Figures released by the Regional Euthanasia Review Committees (RTE) show deaths by euthanasia have reached a record high in the Netherlands.
Registered deaths by euthanasia rose by 9 per cent across the country in 2020 compared to the previous year.
The number of reported cases has increased dramatically since Dutch law was liberalised – from 1,882 in 2002 to 6,938 in 2020.
According to RTE chairman Jeroen Recourt, the “figures are part of a larger development”.
He added: “More and more generations see euthanasia as a solution to unbearable suffering.”
Recourt also told the Dutch newspaper Trouw that the vast majority of deaths by euthanasia involved elderly people who were not seriously ill, but diagnosed with normal conditions associated with old age.
Last year, the Dutch Government announced controversial plans to decriminalise euthanasia for children under the age of twelve.

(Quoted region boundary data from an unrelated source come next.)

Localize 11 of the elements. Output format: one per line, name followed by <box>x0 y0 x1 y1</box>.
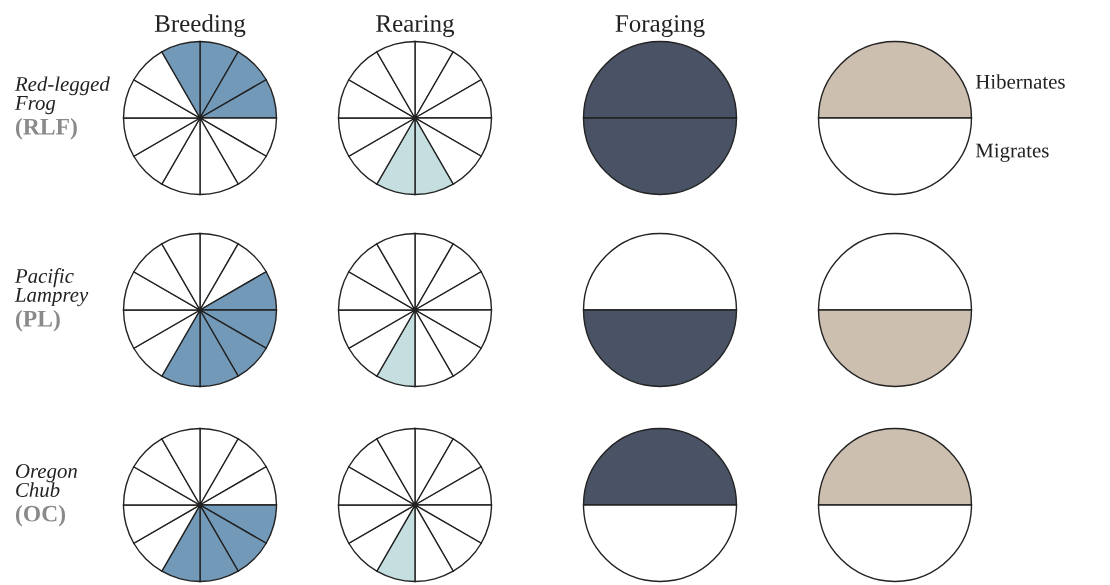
chart-title: Foraging <box>615 15 705 38</box>
chart-title: Breeding <box>154 14 246 38</box>
chart-title: Rearing <box>376 15 455 38</box>
text: Red-legged Frog <box>14 76 110 115</box>
text: (PL) <box>15 310 60 332</box>
slice-label: Migrates <box>975 143 1049 162</box>
text: (OC) <box>15 505 66 527</box>
slice-label: Hibernates <box>975 74 1065 89</box>
text: (RLF) <box>15 118 77 140</box>
text: Oregon Chub <box>15 464 77 497</box>
text: Pacific Lamprey <box>14 268 89 307</box>
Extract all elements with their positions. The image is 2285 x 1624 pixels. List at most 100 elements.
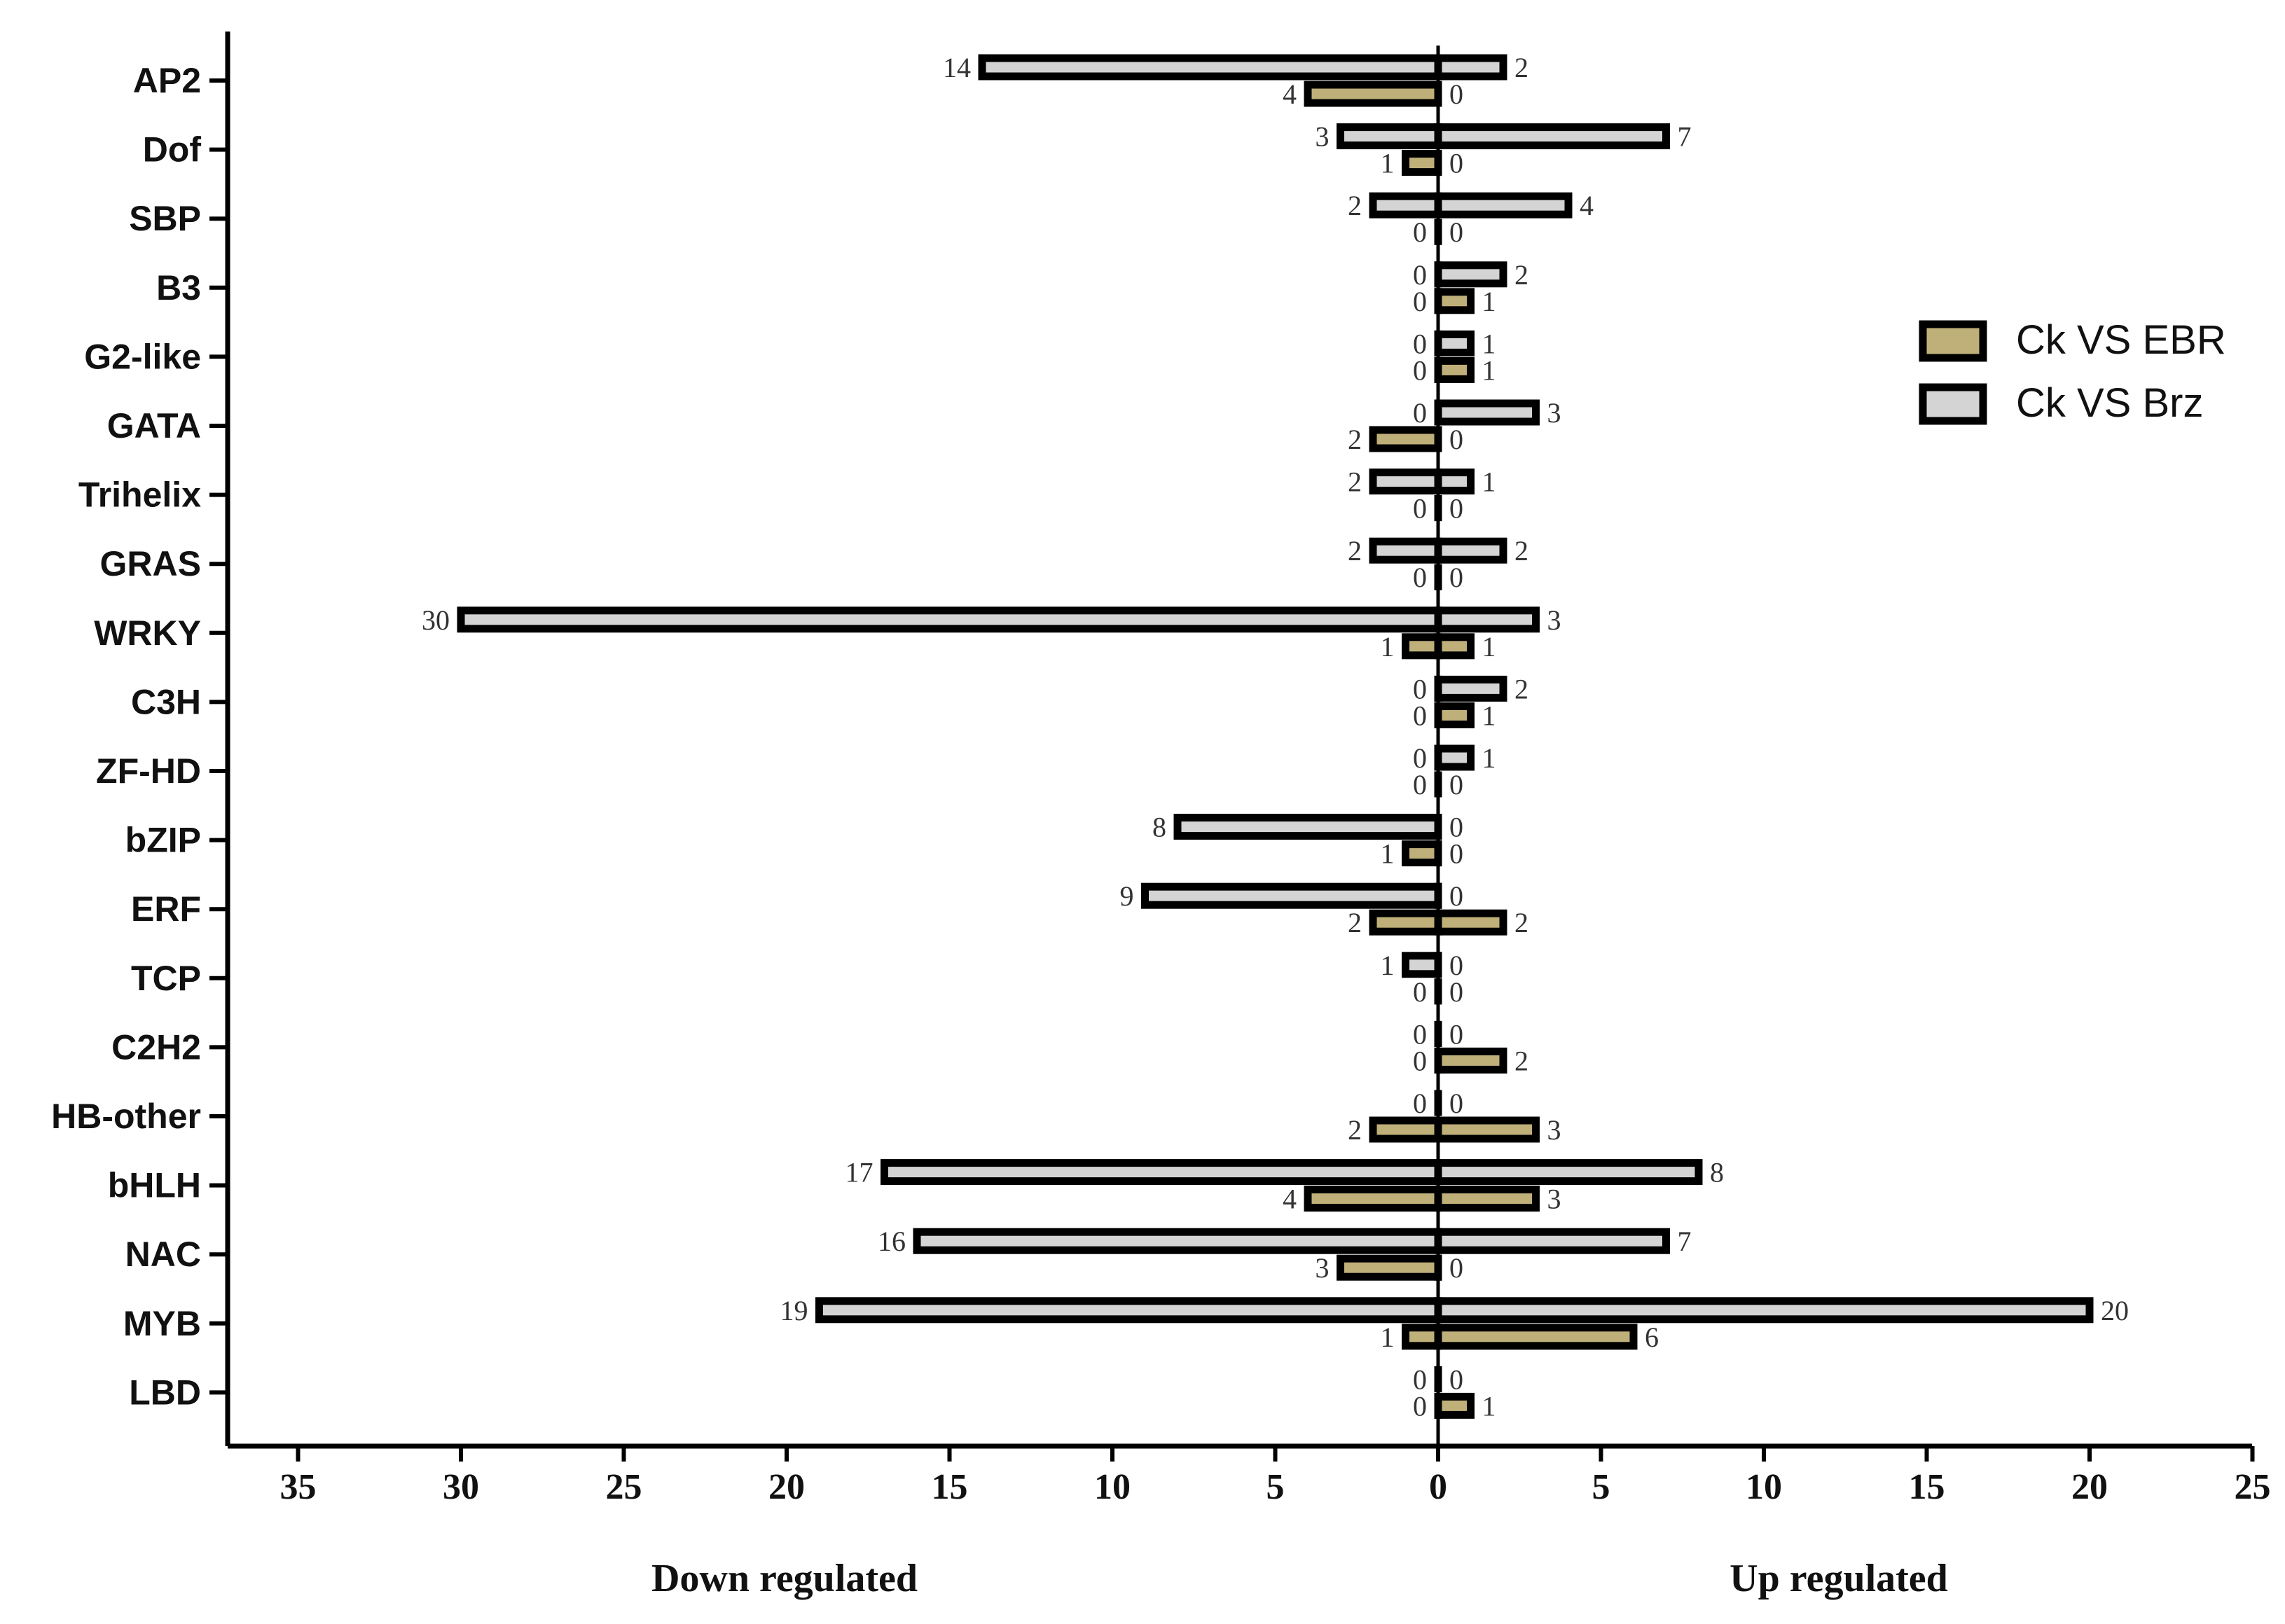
data-label-brz-down: 0 [1413,328,1427,359]
data-label-brz-down: 0 [1413,397,1427,429]
data-label-ebr-up: 3 [1547,1184,1561,1215]
data-label-ebr-down: 3 [1316,1252,1330,1284]
bar-brz-down [1369,469,1442,495]
bar-ebr-up [1434,909,1507,936]
data-label-ebr-down: 0 [1413,700,1427,731]
data-label-ebr-up: 0 [1449,78,1463,110]
bar-brz-up [1434,606,1540,633]
data-label-brz-up: 0 [1449,880,1463,912]
category-label: bHLH [108,1166,201,1205]
bar-ebr-up [1434,1047,1507,1074]
data-label-ebr-down: 4 [1283,78,1297,110]
legend-swatch-brz [1919,383,1987,425]
data-label-brz-up: 2 [1514,535,1528,567]
data-label-brz-down: 2 [1348,535,1362,567]
data-label-ebr-up: 1 [1482,1390,1496,1422]
x-tick-label: 35 [280,1467,317,1507]
bar-brz-up [1434,744,1475,771]
category-label: AP2 [133,61,201,100]
category-label: ZF-HD [96,751,201,791]
data-label-ebr-down: 1 [1381,631,1395,662]
data-label-brz-down: 0 [1413,1088,1427,1119]
data-label-brz-down: 9 [1120,880,1134,912]
x-axis-title-down: Down regulated [651,1557,918,1600]
x-tick-label: 20 [768,1467,805,1507]
data-label-ebr-down: 0 [1413,562,1427,593]
category-label: C3H [131,682,201,721]
bar-ebr-down [1369,909,1442,936]
bar-brz-up [1434,192,1573,218]
data-label-ebr-down: 4 [1283,1184,1297,1215]
data-label-ebr-up: 0 [1449,976,1463,1008]
data-label-ebr-down: 2 [1348,1114,1362,1146]
bar-brz-down [913,1228,1442,1254]
category-label: LBD [129,1373,201,1412]
bar-ebr-down [1304,1186,1442,1212]
data-label-ebr-up: 0 [1449,148,1463,179]
bar-ebr-down [1369,426,1442,452]
data-label-brz-up: 0 [1449,1363,1463,1395]
legend-label-brz: Ck VS Brz [2016,380,2204,426]
bar-ebr-down [1402,840,1442,867]
category-label: MYB [123,1304,201,1343]
bar-brz-up [1434,399,1540,426]
data-label-brz-down: 14 [943,52,971,83]
bar-ebr-up [1434,702,1475,728]
data-label-ebr-down: 1 [1381,838,1395,870]
category-label: bZIP [125,821,201,860]
data-label-brz-down: 1 [1381,950,1395,981]
bar-ebr-up [1434,1116,1540,1143]
x-axis-title-up: Up regulated [1730,1557,1948,1600]
x-tick-label: 25 [2235,1467,2271,1507]
category-label: HB-other [51,1097,201,1136]
data-label-ebr-up: 0 [1449,216,1463,248]
category-label: NAC [125,1235,201,1274]
category-label: GRAS [100,544,201,583]
data-label-brz-up: 2 [1514,673,1528,705]
bar-brz-up [1434,54,1507,81]
bar-brz-up [1434,1228,1670,1254]
data-label-ebr-up: 1 [1482,631,1496,662]
x-tick-label: 20 [2071,1467,2108,1507]
category-label: GATA [107,406,201,445]
bar-brz-down [1402,952,1442,978]
bar-brz-up [1434,123,1670,150]
data-label-brz-down: 30 [422,604,450,636]
data-label-brz-up: 0 [1449,950,1463,981]
bar-ebr-down [1337,1254,1442,1281]
data-label-brz-down: 8 [1152,812,1166,843]
data-label-ebr-up: 0 [1449,769,1463,800]
bar-brz-up [1434,675,1507,702]
bar-ebr-down [1402,633,1442,660]
category-label: B3 [156,268,201,307]
data-label-ebr-down: 0 [1413,976,1427,1008]
bar-ebr-down [1402,1324,1442,1350]
data-label-brz-up: 0 [1449,1018,1463,1050]
x-tick-label: 15 [1909,1467,1945,1507]
x-tick-label: 0 [1429,1467,1447,1507]
category-label: SBP [129,199,201,238]
data-label-ebr-down: 0 [1413,354,1427,386]
x-tick-label: 25 [606,1467,642,1507]
data-label-ebr-down: 0 [1413,1390,1427,1422]
data-label-brz-up: 1 [1482,742,1496,774]
data-label-brz-up: 3 [1547,397,1561,429]
category-label: WRKY [94,613,201,653]
data-label-brz-down: 2 [1348,466,1362,498]
data-label-brz-up: 0 [1449,1088,1463,1119]
bar-brz-down [1369,192,1442,218]
bar-brz-up [1434,469,1475,495]
bar-ebr-down [1304,81,1442,107]
data-label-ebr-up: 1 [1482,700,1496,731]
data-label-brz-up: 0 [1449,812,1463,843]
data-label-ebr-down: 1 [1381,1321,1395,1353]
x-tick-label: 10 [1094,1467,1131,1507]
data-label-ebr-down: 0 [1413,1045,1427,1076]
data-label-ebr-up: 0 [1449,424,1463,455]
data-label-brz-down: 2 [1348,190,1362,221]
category-label: Trihelix [78,476,201,515]
bar-brz-down [881,1159,1442,1186]
bar-ebr-down [1369,1116,1442,1143]
bar-ebr-down [1402,150,1442,176]
data-label-brz-up: 2 [1514,259,1528,291]
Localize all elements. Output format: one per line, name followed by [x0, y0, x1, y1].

Currently, campaigners are seeking to extend the right to die by euthanasia to those over the age of 75 who are not ill but simply ‘tired of life’.
One leading euthanasia medic, Dr Bert Keizer, has said: “With every limit we set ourselves, there is the possibility to cross it.”
Dr Keizer also said that he sees “no reason” to believe that increased expansion of laws will not occur in the future.
In March, leaders of the Westminster All-Party Parliamentary Humanist Group wrote to the Secretary of State for Justice and urged him to set in motion a review into the law on assisted suicide.
Currently in England, Wales and Northern Ireland, it is a crime to encourage or assist the suicide – or attempted suicide – of another person, an offence which carries a maximum prison sentence of 14 years.
A Bill to legalise assisted suicide was soundly defeated in the House of Commons in 2015 by 330 votes to 118. The Assisted Suicide (Scotland) Bill was also rejected by 82 votes to 36 in the same year.